Vantage point




Saturday, May 20, 2006

A Bit About Reservations

The current anti-reservation agitation has very frankly left me cold. The disappointment is on several levels.

Most intensely, it is in the manner of the protests. Until they were rallies and marches, one could understand. With the decision of doctors to strike work however, they lost me.

By striking work on an ideological issue, the anti-reservationists doctors have committed the same mistake of punishing Peter for Paul's mistake. I fail to see how inconveniencing thousands and thousands of patients is fair when the folly is from the government's side.

I have always found strikes by unions in airports, banks, and public transport to be idiotic and immoral measures. Applying the same standards, I find the strike by medicos in Delhi to be no less idiotic and immoral. They deserve to lose their jobs, just like bank employees and AAI workers did.

Reservations in government-owned institutions are something I oppose, not on philosophical grounds, but on utilitarian grounds. i.e I do not question the government's right to reserve 22 or 49.5 or even 95% seats in entities it owns. I just question whether the stated objective for doing so is met, since the implementation process has so many gaping holes which persist even 55 years later.
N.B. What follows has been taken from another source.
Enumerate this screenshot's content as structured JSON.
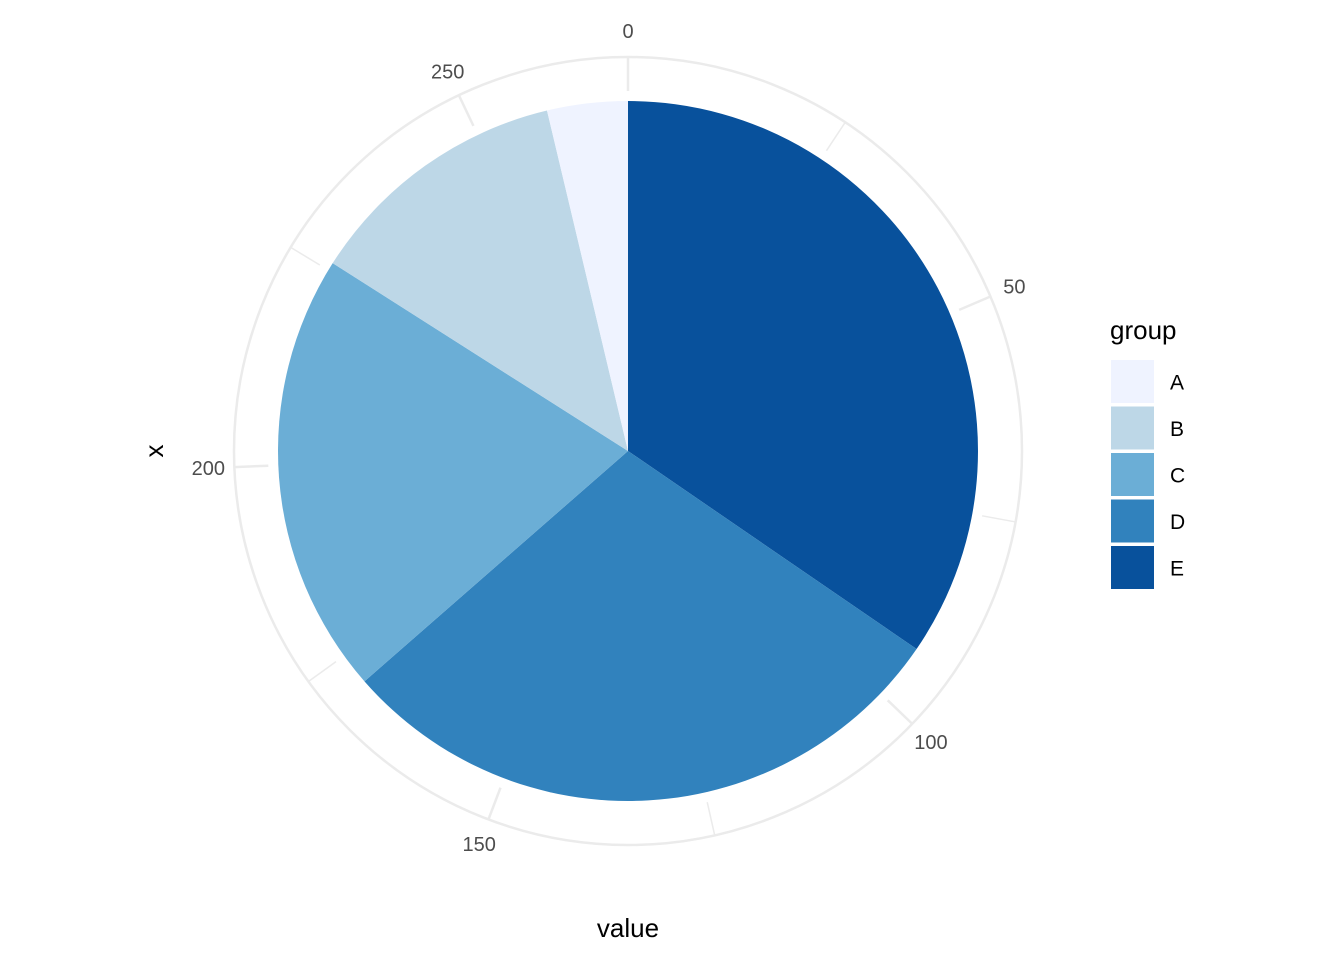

However reservations in privately owned institutions is something I vehemently oppose on philosophical grounds. And I continue to be disappointed that this flagrant violation of freedom is not getting even an iota of attention because everyone is obsessed with the IITs and IIMs.

Sanctity of private ownership, or property rights, is a cornerstone of any free society. The 104th amendment strikes at that cornerstone by saying that the government can dictate quotas in privately owned entities.

I wonder if anyone has filed a PIL against the amendment. I would really like to see if the amendment has complete constitutional validity.

If such a PIL is rejected, and the amendment is upheld, it will further strengthen my belief that the Indian constitution is, in letter as well as in spirit, socialist, and has scant respect for private ownership and individual rights.